Ray Pfiefer didn't want to be the center of attention Saturday.
But nine years after the 2001 attacks, Pfiefer, 54, was diagnosed with stage 4 kidney cancer that had spread to his bones. Doctors removed his femur, hip and a kidney, but now there are inoperable tumors in his shoulder.
Ongoing chemotherapy and other treatment is costly and no longer covered by insurance, his family said.
"Ray finds this very difficult," his sister Maryellen McKee said as thousands of dollars in donated raffle prizes were on display beneath party tents for a fundraiser organized by colleagues, friends and family at the East Meadow Firefighters Benevolent Hall.
"Ray does this sort of thing for others . . . for people to do this for him, he's not built that way," McKee said.
Family and friends hope Pfiefer's treatment will soon be paid for by the federal government if an administrator adds his cancer to an official list of Sept. 11-related medical conditions.
This week, an advisory committee will formally recommend more than 45 cancers, including kidney, be added to the list so that responders suffering from them can qualify for free health care and compensation. The deadline for a final decision is June 2.
Some -- Pfiefer's friends, family and 9/11 advocates included -- say it's disgusting it has taken so long. "This is a prime example of members of the 9/11 community, the FDNY and friends and family picking up the slack where Zadroga is lacking," said Kenny Specht, 43, a friend of Pfiefer's who attended the fundraiser and was a key advocate for passage of the James Zadroga 9/11 Health and Compensation Act in 2010.

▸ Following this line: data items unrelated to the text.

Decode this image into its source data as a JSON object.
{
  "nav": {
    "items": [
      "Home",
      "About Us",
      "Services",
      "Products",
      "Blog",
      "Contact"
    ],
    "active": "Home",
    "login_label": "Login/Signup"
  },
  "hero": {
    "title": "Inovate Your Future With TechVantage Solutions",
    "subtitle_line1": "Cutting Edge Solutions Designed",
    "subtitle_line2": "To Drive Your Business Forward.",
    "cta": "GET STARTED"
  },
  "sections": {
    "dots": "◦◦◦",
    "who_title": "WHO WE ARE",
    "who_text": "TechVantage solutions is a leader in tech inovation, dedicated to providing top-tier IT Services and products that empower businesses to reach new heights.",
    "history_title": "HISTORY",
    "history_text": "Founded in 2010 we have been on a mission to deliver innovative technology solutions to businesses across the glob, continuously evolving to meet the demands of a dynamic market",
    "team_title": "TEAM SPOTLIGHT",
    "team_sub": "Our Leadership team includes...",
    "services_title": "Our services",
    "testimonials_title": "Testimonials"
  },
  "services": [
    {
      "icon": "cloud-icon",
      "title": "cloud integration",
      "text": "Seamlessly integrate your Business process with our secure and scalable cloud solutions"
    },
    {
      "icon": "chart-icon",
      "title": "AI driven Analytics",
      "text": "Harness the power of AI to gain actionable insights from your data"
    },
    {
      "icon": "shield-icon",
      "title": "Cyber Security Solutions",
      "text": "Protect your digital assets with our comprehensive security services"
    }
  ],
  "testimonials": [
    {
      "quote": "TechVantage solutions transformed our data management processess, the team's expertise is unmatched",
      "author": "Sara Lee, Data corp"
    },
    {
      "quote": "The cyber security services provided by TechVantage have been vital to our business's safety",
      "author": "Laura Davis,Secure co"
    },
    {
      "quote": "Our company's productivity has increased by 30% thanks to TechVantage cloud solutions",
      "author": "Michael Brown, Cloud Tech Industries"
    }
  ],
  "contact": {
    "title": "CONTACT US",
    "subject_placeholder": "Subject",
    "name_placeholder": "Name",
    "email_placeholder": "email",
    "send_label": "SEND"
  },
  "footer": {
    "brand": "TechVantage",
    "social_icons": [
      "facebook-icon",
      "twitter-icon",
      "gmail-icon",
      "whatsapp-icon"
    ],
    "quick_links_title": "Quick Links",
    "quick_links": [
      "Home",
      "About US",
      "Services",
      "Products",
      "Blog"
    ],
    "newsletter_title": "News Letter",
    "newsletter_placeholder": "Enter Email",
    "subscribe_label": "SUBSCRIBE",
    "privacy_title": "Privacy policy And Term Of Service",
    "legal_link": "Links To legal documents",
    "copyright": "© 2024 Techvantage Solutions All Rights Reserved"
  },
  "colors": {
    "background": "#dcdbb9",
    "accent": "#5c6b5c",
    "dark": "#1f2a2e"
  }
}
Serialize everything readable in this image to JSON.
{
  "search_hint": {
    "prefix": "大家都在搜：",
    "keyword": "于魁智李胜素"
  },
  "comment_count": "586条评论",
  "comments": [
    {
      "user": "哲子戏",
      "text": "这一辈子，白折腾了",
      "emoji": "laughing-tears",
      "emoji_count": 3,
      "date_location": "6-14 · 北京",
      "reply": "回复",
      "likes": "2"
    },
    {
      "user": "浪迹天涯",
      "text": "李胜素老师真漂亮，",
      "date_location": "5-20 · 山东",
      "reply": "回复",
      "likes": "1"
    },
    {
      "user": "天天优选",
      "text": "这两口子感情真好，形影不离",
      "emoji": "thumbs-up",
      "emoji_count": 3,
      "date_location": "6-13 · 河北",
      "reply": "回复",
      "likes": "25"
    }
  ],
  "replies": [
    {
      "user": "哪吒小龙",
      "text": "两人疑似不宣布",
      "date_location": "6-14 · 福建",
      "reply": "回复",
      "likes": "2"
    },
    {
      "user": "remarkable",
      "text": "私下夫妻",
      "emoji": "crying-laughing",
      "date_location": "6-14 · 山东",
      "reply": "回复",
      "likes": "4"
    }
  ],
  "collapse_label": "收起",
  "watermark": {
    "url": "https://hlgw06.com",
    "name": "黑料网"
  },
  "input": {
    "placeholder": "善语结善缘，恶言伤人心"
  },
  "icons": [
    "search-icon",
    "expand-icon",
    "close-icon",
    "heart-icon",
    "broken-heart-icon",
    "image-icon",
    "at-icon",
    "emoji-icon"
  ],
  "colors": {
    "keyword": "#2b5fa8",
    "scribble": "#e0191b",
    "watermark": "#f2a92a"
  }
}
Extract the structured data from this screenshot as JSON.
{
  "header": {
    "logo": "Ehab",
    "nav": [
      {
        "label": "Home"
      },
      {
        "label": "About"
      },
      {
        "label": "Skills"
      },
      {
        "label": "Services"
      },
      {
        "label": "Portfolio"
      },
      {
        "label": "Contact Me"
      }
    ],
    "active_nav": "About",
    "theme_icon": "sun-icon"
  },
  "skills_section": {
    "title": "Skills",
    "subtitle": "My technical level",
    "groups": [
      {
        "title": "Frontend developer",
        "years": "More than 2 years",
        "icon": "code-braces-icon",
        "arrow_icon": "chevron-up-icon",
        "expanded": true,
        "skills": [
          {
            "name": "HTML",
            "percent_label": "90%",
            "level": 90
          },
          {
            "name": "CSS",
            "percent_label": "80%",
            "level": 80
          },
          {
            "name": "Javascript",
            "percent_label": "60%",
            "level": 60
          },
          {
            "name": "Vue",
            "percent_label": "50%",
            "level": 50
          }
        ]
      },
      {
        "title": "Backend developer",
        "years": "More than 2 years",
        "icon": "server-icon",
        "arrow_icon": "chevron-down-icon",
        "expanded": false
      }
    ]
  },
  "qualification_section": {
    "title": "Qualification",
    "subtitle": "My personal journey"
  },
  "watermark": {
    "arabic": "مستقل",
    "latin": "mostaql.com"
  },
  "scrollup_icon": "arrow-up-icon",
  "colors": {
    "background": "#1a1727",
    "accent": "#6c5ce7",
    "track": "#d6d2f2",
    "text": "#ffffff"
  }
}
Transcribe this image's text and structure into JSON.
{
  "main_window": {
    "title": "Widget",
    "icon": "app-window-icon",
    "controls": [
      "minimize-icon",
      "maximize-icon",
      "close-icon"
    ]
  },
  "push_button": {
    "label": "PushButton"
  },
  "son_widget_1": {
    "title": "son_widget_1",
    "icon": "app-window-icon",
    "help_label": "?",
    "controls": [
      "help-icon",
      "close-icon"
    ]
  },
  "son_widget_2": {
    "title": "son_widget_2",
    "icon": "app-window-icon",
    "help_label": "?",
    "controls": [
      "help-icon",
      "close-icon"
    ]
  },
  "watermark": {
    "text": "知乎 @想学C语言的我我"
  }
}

A former FDNY firefighter who worked at Ground Zero, Specht said 9/11 cancer sufferers hope the federal administrator of the health care program, Dr. John Howard, will view the latest medical research as sufficient evidence to add cancers that many are now suffering to the list.
"Zadroga needs to continue to be reformed to include these life-threatening diseases that are killing Sept. 11 first responders," said Specht, formerly of Levittown, who was diagnosed with thyroid cancer.
A study conducted in the seven years after Sept. 11 showed firefighters working at the site had 19 percent more cancers than those not involved. Two more key scientific studies are due before Howard's June 2 deadline.
As hundreds of well-wishers milled about buying raffle tickets Saturday, an embarrassed Pfiefer reflected on the morning's chemo session and how lucky he was to still be alive.
"It never was about me," Pfiefer said. "I was one of many thousands that worked on the pile, then in the pit and now we're still waiting to prove that's where my cancer comes from? . . . I would like to see the government step up and do the right thing so we don't have to fund-raise for our treatments."